One of the most distinguishing features is that, like Python, indentation matters. Indentation is how you stay inside a block element. Ducktype also allows you to do everything you’d do inside a Mallard <info> element, which is crucial to pretty much all of the compelling features of Mallard.

Ducktype is guided by a few design principles, just as Mallard was so many years ago:

  1. It should be possible to do almost anything Mallard XML can do. You can arbitrarily nest block elements. You can have inline markup everywhere you need it, including in code blocks and in other inline markup. You can embed extensions and other vocabularies so that things like Mallard Conditionals and Mallard+TTML are possible. In fact, the only limitation I’ve yet encountered is that you can’t put attributes on page and section titles.

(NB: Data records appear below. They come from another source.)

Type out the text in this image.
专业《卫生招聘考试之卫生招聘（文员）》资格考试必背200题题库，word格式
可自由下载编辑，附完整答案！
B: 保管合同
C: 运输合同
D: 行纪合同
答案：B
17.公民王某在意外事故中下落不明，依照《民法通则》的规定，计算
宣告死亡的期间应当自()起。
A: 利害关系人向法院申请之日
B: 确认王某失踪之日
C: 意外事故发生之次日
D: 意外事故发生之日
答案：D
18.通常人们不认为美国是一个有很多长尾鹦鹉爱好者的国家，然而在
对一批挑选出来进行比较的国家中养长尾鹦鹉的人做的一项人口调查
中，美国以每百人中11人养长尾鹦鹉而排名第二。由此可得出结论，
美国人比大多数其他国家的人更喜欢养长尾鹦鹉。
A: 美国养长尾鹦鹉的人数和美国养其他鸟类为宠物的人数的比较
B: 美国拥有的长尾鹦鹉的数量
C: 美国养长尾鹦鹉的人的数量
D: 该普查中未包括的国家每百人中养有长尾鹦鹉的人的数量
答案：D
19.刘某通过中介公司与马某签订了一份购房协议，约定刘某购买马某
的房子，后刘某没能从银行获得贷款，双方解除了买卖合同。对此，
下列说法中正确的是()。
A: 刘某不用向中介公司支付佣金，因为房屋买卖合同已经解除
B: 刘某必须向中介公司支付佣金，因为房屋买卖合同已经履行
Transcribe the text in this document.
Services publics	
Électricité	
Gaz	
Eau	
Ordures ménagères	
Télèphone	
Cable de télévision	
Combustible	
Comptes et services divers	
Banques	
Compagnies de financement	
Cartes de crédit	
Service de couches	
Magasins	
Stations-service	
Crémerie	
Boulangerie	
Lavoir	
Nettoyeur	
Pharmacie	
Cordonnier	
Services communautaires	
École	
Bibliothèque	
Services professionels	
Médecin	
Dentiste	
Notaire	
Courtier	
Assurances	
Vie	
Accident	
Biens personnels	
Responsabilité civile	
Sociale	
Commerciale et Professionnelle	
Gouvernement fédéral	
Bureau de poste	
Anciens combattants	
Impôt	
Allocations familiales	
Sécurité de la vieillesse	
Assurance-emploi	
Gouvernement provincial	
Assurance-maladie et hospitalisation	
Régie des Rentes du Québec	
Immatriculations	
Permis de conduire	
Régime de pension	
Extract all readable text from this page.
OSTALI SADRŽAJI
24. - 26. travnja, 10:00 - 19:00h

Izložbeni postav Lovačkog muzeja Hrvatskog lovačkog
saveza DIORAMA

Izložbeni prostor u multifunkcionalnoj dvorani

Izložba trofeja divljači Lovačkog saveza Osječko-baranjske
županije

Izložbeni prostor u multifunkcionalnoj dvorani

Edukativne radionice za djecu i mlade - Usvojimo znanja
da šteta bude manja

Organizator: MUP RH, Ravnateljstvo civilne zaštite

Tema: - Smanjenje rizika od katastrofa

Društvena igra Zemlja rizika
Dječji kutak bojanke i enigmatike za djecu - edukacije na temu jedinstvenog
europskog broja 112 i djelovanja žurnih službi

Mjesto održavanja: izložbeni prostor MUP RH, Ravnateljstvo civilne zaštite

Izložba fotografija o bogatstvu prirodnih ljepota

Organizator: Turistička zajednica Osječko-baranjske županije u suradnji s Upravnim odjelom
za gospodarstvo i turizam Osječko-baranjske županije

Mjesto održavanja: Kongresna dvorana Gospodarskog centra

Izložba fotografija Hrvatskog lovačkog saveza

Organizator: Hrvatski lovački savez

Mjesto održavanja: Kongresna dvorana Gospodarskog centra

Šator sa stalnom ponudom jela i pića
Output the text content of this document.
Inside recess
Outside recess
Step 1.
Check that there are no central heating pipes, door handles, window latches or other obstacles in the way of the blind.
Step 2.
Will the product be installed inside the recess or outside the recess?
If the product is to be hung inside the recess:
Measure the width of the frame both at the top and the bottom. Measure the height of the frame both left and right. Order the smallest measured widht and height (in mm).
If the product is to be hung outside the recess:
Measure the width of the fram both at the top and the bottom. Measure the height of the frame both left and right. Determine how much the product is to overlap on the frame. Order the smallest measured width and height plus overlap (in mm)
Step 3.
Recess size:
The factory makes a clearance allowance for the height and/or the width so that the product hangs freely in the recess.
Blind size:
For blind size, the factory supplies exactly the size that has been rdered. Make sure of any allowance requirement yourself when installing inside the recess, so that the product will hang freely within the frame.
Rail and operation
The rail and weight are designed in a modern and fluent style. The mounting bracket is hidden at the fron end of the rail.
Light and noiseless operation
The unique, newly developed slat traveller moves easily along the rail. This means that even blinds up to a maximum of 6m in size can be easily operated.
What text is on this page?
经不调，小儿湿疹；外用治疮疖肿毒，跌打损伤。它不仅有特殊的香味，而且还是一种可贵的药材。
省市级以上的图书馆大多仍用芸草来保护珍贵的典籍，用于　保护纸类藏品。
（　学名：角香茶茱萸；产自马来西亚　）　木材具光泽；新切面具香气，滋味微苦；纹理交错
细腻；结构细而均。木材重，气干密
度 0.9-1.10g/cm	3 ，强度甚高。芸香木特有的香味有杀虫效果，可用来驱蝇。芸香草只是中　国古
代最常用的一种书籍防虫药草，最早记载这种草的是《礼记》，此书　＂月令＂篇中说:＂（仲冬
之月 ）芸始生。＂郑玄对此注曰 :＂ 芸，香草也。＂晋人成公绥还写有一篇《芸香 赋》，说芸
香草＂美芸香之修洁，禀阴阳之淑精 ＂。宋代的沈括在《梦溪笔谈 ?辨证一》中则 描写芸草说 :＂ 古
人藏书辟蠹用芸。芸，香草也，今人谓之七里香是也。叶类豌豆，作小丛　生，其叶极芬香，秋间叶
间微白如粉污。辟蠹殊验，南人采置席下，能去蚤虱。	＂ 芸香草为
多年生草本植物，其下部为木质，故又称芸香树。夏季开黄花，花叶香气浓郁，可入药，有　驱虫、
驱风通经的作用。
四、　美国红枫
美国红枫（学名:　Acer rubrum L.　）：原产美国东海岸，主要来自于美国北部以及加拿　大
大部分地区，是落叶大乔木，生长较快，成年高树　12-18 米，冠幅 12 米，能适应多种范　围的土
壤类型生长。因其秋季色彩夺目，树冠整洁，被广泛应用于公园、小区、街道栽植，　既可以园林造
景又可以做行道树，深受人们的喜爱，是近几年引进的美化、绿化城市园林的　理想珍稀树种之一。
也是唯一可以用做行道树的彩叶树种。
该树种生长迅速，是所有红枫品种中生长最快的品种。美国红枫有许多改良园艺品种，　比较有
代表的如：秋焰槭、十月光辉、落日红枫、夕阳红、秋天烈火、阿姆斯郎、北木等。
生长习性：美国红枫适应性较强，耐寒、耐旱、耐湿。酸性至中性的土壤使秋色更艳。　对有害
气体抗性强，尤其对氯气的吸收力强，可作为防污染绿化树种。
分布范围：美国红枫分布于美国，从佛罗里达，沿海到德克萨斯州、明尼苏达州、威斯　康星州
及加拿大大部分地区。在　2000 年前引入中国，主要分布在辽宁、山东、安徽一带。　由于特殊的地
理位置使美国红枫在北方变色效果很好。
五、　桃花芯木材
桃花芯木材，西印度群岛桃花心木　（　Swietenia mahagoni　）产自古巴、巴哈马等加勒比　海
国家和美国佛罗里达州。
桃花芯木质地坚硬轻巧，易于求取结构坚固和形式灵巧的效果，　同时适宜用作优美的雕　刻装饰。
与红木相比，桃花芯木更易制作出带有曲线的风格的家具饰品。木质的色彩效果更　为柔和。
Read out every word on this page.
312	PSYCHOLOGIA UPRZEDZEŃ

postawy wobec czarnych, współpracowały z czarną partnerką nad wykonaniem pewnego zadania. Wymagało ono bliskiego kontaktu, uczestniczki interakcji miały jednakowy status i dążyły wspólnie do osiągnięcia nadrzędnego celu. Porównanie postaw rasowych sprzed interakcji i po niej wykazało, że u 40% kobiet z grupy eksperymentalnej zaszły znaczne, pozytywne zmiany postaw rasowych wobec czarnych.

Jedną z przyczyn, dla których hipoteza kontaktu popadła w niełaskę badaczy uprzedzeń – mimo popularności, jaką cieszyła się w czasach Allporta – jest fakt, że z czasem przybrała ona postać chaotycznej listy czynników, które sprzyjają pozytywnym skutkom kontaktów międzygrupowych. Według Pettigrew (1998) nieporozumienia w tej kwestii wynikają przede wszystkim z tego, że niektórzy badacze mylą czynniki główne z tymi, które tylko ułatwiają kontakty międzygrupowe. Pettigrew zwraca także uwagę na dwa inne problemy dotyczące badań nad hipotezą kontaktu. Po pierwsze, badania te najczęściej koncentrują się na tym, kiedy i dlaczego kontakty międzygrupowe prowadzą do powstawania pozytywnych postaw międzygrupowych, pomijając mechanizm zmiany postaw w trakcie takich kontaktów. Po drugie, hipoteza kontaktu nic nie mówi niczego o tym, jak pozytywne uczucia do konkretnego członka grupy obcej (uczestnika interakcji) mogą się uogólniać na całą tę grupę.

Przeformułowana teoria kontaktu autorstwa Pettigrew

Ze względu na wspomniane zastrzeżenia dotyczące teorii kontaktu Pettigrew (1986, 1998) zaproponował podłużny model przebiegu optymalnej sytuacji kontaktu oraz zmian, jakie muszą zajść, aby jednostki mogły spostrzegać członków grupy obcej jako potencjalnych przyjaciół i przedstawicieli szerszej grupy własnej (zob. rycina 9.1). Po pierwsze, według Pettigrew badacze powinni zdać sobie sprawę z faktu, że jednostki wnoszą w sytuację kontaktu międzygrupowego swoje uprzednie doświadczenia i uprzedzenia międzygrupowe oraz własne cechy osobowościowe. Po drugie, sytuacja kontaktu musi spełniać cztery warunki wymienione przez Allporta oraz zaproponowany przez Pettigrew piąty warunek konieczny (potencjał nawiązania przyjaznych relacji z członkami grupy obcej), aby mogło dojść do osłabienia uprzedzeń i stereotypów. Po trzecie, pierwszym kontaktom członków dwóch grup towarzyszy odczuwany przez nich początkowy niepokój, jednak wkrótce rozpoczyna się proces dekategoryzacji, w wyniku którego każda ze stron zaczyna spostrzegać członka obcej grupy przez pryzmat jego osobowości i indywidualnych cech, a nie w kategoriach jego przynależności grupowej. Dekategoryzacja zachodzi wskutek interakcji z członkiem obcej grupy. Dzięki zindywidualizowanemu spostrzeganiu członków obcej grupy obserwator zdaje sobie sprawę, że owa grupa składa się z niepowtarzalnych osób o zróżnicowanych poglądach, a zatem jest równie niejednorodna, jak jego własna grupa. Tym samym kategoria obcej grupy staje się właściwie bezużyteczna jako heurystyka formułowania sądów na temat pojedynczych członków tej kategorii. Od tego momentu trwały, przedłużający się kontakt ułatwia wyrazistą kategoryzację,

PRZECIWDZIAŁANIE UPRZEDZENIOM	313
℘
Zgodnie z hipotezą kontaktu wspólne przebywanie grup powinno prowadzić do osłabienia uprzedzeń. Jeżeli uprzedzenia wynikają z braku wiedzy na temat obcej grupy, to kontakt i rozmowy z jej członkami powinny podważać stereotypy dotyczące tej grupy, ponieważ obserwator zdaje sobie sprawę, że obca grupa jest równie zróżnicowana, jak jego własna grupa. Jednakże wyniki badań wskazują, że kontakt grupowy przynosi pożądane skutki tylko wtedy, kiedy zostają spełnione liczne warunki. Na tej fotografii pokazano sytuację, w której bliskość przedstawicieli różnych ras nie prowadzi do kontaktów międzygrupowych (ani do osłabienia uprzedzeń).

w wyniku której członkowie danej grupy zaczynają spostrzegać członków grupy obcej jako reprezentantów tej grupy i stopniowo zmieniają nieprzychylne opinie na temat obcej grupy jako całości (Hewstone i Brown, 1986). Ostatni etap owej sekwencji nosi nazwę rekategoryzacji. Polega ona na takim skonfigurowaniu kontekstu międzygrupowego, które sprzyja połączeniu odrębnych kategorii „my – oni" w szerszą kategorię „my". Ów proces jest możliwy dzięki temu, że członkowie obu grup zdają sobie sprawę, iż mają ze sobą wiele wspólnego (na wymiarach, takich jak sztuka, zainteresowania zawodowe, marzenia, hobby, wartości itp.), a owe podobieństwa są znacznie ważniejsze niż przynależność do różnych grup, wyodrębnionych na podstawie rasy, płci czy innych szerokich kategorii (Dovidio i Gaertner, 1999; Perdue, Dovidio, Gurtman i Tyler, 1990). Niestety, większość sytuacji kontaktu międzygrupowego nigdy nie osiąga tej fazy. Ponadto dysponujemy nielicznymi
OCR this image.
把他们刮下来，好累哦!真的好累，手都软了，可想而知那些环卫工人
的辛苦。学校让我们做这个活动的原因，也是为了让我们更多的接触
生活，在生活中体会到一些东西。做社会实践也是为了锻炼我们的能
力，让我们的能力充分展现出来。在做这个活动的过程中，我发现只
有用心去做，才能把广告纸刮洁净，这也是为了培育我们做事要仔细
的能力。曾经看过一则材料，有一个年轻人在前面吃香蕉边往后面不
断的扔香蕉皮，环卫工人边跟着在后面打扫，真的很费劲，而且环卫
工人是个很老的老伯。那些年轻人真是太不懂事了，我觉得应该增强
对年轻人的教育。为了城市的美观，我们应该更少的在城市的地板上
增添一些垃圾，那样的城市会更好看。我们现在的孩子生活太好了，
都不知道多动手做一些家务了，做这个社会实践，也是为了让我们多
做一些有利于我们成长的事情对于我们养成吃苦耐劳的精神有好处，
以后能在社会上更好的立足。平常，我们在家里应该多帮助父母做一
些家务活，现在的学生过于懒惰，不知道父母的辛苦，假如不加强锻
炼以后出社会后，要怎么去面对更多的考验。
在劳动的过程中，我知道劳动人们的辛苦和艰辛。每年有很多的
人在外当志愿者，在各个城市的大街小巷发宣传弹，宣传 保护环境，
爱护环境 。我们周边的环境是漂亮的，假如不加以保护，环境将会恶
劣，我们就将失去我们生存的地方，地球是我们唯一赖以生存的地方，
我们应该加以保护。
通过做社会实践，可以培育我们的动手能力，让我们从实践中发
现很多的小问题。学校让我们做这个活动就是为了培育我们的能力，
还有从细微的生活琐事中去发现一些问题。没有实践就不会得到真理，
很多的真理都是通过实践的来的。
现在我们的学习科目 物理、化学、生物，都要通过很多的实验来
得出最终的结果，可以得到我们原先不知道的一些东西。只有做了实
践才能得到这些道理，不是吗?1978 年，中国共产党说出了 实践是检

This means that Ducktype is capable of serving as a non-XML syntax for virtually any XML vocabulary.
  2. The most commonly used Mallard features should be easy to use. Mallard pages tend to be short with rich content and a fair amount of metadata. Steps lists are common. Semantic inline content is common. Linking mechanisms are, unsurprisingly, extremely common. Credits are common. Revision info is common. Licenses are nearly always done with XInclude.
  3. There should be a minimal number of syntactical constructs. Most lightweight formats have shorthand, special-purpose syntax for everything. This makes it extremely difficult to support extension content without modifying the parser. And for any non-trivial content, it makes it difficult to remember which non-alphanumeric characters you have to escape when.
  4. For extra special bonus points, it should be possible to extend the syntax for special purposes. Lightweight syntaxes are popular in code comments for API documentation, and in API documentation you want shorthand syntax for the things you reference most often. For an object-oriented language, that’s classes and methods. For XSLT, it’s templates and parameters. By not gobbling up all the special characters in the core syntax, we make it possible to add shorthand inline notations by just loading a plugin into the parser.

There’s some discussion on the mallard-list mailing list, starting in August. And there’s a preliminary Ducktype parser up on Gitorious. You can also get it from PyPI with `pip install duck`. If you’re interested in docs, or ducks, or anything of the sort, please join the conversation. I always like getting more input.